Democrat-Gazette’s iPad program is showing promise

— By DAVID SMITH

Arkansas Democrat-Gazette

PINE BLUFF -- In what began last March as an experimental program in the farthermost reaches of the state, the Arkansas Democrat-Gazette is beginning to see promise of success, the newspaper’s publisher, Walter Hussman, said Tuesday.

Home delivery of the newspaper in Mississippi County, in the state’s northeast corner, became too costly more than a year ago, Hussman told a gathering of about 30 people at a Pine Bluff Rotary Club meeting Tuesday.

So the Democrat-Gazette offered to provide each subscriber in the county an Apple iPad tablet computer to download a digital replica of each day’s printed edition if the subscribers would continue to pay their existing bills.

The iPad program is doing very well, Hussman said. The Democrat-Gazette has introduced the program in 25 counties, with Jefferson and Lincoln counties being the 26th and 27th, Hussman said.

“We’ve converted between 60 and 70 percent of all the people we’ve contacted,” Hussman said in an interview after the presentation. “Particularly in the more rural areas, we’re not getting the higher penetration. But overall we’re getting between 60 and 70 percent. That’s pretty encouraging.”

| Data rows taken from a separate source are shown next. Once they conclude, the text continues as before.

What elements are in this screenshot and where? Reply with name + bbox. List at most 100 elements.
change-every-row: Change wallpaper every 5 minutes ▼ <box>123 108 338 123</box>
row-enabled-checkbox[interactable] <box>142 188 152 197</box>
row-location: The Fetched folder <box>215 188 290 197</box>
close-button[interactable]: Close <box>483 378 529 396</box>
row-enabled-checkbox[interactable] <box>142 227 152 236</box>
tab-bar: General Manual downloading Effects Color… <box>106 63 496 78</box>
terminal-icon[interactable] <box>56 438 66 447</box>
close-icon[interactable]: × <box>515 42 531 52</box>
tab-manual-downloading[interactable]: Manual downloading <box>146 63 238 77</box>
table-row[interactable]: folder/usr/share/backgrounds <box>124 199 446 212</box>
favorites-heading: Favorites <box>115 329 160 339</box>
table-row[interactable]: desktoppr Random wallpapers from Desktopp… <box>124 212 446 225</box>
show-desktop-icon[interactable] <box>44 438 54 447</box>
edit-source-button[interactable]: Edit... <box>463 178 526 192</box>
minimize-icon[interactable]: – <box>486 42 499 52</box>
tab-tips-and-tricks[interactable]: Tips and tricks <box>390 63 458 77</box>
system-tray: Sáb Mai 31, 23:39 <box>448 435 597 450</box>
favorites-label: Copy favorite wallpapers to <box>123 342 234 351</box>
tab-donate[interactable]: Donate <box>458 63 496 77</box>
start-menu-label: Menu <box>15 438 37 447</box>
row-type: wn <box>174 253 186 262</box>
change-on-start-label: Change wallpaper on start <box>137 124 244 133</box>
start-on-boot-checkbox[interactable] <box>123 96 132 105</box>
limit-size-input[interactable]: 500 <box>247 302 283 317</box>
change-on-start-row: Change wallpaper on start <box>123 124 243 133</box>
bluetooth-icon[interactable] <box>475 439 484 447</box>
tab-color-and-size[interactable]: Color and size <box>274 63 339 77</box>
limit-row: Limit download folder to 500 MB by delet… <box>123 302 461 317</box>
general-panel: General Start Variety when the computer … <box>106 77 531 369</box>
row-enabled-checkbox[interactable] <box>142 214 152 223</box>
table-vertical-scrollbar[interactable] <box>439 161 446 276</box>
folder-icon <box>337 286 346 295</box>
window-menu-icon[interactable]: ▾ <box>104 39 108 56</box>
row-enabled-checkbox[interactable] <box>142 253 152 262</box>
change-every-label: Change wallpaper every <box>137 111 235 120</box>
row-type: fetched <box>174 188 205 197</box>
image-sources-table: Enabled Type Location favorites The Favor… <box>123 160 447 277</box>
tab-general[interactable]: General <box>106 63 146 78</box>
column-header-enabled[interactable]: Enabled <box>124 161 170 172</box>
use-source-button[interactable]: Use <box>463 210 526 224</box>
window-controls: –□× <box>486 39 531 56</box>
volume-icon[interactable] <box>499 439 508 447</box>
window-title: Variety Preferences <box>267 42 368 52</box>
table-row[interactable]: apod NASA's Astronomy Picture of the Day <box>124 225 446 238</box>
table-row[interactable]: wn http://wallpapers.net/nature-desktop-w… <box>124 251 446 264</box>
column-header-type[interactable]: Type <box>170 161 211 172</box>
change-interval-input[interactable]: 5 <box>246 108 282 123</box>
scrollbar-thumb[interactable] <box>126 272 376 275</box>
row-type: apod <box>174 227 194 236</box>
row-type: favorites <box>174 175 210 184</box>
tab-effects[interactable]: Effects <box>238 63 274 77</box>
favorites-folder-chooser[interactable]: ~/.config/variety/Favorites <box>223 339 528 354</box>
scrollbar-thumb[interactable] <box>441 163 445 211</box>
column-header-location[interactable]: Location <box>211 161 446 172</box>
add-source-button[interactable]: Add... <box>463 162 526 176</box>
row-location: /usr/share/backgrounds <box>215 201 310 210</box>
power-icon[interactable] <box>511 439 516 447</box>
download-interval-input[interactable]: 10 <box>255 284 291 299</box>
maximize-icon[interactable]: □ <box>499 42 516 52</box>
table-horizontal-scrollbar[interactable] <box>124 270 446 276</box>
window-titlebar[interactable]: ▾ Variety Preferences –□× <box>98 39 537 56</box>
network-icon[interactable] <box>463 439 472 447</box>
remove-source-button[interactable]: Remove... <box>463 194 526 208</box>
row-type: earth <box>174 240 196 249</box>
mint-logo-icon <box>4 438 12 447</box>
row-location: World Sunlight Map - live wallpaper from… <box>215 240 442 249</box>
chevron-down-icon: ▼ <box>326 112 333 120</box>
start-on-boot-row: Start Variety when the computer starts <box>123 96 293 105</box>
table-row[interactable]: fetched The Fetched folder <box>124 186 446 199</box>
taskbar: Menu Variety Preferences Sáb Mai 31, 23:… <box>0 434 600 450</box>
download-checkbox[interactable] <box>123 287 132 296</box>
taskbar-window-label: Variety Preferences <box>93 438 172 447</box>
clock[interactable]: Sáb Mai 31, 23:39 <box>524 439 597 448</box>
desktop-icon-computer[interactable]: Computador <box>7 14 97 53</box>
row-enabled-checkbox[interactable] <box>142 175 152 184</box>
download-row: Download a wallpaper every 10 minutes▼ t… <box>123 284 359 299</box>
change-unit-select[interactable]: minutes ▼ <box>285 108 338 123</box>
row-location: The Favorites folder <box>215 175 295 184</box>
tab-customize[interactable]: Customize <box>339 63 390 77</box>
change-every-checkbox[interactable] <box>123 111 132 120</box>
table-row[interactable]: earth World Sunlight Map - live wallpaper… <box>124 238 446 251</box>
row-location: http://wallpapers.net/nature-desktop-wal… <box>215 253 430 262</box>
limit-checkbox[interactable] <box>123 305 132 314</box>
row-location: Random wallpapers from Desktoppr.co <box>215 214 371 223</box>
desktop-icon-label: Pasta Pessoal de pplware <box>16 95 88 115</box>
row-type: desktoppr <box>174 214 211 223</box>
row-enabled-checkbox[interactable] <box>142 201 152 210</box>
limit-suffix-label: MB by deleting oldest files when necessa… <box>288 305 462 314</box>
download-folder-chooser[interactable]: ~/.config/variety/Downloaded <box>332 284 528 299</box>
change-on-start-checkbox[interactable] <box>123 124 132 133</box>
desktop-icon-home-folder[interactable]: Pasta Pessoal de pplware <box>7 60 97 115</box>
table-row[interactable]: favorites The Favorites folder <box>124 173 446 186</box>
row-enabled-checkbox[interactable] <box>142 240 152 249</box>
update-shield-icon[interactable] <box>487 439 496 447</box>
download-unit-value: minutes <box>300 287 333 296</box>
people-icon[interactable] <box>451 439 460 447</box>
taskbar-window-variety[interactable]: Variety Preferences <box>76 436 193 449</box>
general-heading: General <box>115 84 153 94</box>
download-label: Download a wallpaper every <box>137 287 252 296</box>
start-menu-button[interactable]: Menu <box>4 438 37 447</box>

The newspaper will continue the program, Hussman said.

Rick Edmonds, a media business analyst and former newspaper editor in Philadelphia and Tampa, Fla., said a French-language newspaper in Montreal used a similar strategy.

“They did it in a big way in the very early days of iPads and other tablets,” Edmonds said. “They generally have found it to be pretty successful, or so they say. But there has not been industry wide a whole lot of interest in that.”

The reason, Edmonds said, is that the popularity of iPads and other similar technologies was very strong for a while before leveling off.

“But sometimes there are ideas that don’t get widespread adoption and then as time goes on there comes a better time to introduce them,” Edmonds said.

The iPad program has been successful, but it hasn’t been without challenges, Hussman said.

Hussman mentioned a 93-year-old subscriber in Blytheville who had been reading the newspaper for 60 years. He was willing to try out the iPad even though he was completely unfamiliar with it.

The reader attended a training session and learned how to use the iPad, Hussman said.

But the reader called the next day with a problem.

“It worked for me yesterday at the Holiday Inn, but I can’t get it to work here at home,” the reader told one of the trainers.

The Democrat-Gazette trainers went to the man’s house to figure out the trouble.

“The man didn’t have an Internet connection at his house,” Hussman said.

At the meeting, Hussman introduced Dale Ellis, who was recently hired as the full-time Pine Bluff reporter for the Democrat-Gazette.

Ellis is a veteran journalist with experience as a newspaper managing editor in Searcy and Wynne, and in radio, television and freelance writing and photography. He also worked in state government for eight years.